For all that, Mr Sayeed is not a pro-Pakistan politician. He has never been that. But he, like many others in Kashmir, may want to keep Pakistan suitably placated — unlike people in other parts of India — because Pakistan has shown itself capable of consciously causing dangerous levels of harm in Kashmir on a sustained basis, historically. This is an important distinction to keep in mind.
It is also necessary to remember that extremist politics is likely to gain in Kashmir (and that will benefit the likes of Mr Aalam) if New Delhi seeks to torpedo the Mufti. Close to 70 per cent voting was recorded in the last state election. If a government born of such a propitious exercise, regarded as probably the most transparent ever in Kashmir, can’t fetch relative stability, it will reflect poorly on our capacity to conduct democratic politics.
With just 28 seats, Mr Sayeed is not in as strong a position as he may have liked since both the National Conference and the Congress picked up way more seats than their rivals bargained for, with the Congress becoming the only party to win seats in all the three regions of the state — the Valley, Jammu and Ladakh. If the chief minister is sought to be weakened further through reckless play by his alliance partner, then it would be handing an easy advantage to extremist tendencies.
This brings us to the question of the special conjuncture — a happy one — that Kashmir finds itself in today, a “sweet spot”. Ordinary Kashmiris have long realised that the ’90s were Kashmir’s lost decade. In the main, they fell for the Pakistan-inspired illusion that a revolutionary situation was at hand. But it soon became clear to all, including to Pakistan, that the capacity of the Indian state to defend its interests had been vastly underestimated.

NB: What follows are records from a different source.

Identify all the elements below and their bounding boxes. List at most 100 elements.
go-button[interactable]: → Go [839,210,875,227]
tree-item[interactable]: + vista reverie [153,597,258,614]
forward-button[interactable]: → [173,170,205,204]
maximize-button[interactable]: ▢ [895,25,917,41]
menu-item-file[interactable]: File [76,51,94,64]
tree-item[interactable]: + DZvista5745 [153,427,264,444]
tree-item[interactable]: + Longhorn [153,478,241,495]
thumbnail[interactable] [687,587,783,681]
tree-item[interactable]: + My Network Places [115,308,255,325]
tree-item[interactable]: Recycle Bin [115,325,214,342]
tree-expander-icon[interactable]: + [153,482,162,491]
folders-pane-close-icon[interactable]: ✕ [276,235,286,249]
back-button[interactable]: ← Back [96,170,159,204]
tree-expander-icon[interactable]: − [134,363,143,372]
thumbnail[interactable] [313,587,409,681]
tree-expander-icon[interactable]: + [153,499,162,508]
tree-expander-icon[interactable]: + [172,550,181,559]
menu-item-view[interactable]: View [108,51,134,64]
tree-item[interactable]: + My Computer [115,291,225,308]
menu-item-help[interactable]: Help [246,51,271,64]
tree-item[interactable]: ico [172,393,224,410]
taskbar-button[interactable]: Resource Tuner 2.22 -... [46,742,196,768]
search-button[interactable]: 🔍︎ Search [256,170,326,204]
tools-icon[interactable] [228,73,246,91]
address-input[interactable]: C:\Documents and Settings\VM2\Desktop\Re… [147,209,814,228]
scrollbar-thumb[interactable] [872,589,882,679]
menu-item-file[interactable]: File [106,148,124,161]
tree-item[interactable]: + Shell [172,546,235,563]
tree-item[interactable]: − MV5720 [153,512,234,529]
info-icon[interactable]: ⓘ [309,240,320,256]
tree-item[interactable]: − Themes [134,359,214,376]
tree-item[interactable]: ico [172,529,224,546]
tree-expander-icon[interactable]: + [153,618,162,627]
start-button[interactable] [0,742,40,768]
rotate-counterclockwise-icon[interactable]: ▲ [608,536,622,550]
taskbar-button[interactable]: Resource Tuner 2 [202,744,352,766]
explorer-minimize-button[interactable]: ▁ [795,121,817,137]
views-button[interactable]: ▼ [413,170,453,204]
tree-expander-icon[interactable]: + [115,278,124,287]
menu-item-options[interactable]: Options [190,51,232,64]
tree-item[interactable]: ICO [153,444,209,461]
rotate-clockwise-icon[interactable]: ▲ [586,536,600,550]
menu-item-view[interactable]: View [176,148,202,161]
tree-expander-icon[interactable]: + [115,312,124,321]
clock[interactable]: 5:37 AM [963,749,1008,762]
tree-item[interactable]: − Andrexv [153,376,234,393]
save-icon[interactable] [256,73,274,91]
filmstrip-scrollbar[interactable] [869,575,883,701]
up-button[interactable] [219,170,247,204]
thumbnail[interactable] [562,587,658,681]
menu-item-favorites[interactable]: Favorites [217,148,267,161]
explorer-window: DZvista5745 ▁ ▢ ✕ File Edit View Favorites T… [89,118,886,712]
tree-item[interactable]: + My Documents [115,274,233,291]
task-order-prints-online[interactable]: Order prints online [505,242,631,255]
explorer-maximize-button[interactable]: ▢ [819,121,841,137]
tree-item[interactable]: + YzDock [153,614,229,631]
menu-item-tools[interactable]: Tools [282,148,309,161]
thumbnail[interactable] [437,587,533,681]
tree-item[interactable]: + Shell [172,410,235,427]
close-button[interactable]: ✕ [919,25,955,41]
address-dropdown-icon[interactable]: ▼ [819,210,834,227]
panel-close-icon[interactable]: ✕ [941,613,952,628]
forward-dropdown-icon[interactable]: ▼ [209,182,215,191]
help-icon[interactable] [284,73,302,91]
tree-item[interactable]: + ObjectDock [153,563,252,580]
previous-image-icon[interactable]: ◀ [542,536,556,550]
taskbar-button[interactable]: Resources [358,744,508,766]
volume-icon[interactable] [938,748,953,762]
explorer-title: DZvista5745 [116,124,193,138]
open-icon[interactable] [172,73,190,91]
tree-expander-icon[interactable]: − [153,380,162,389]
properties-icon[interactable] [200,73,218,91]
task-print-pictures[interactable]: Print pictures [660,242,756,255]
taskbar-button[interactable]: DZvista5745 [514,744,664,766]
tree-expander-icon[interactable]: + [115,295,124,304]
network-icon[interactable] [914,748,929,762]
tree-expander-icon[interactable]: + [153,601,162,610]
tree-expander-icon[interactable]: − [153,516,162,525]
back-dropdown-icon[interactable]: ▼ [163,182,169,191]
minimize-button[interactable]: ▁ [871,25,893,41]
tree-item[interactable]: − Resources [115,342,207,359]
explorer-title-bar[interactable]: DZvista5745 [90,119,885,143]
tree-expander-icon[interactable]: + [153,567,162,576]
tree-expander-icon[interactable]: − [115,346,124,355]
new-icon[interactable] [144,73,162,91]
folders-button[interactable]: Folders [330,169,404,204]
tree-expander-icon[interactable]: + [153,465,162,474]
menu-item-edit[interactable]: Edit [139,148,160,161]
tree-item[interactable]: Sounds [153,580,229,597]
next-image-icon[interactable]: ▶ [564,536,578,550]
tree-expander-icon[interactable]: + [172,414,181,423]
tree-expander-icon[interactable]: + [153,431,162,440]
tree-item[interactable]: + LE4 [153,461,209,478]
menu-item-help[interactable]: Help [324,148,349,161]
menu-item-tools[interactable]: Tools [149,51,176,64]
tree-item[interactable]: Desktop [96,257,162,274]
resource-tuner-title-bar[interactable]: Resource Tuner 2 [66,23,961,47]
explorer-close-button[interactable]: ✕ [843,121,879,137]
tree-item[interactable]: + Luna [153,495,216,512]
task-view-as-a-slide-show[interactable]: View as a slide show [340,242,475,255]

Kashmir’s simple folk suffered a double blow. Their so-called liberators — the terrorists who came from Pakistan and the home-grown jihadists — killed more Muslim Kashmiris than suffered at the hands of the Indian security forces, as scholarly writing and episodic evidence alike show. The Pakistani journalist-author Arif Jamal offers a specially sturdy endorsement of this.
Subsequent events took a heavy toll of indigenous support for a cause that had been nursed with external help, and some 10 years on the structures sustained by ground-level encouragement to extremist and terrorist violence have withered, effectively speaking. Occasional militant strikes do not disprove this.
Something else has also happened, meanwhile. Pakistan’s capacity for mischief has been vastly degraded partly because Islamabad has lost credibility in the Valley (no matter how many meetings Pakistan’s high commissioners in Delhi have with Hurriyat leaders), and also because using the instrument of terrorism as state policy has begun to bite Pakistan hard. Its repeated attempts to infiltrate and shoot and kill on the Line of Control are but flickering flames of a dying lamp.
The context offers India the opportunity of a generation to stabilise Kashmir on a humanitarian basis. For instance, prisoners who are not serving time for brutal murders can be set free and helped with rehabilitation. This would be a meaningful gesture with Valley-wide appeal, unlike the case of Aalam. Young Kashmiris who had crossed over to the other side of the LoC in the militancy years (many are virtual hostages there) but yearn to return home could also be encouraged to do so. Some of these young people could go astray again, but structures to absorb them are no longer standing. A good deal depends on the wisdom we can summon.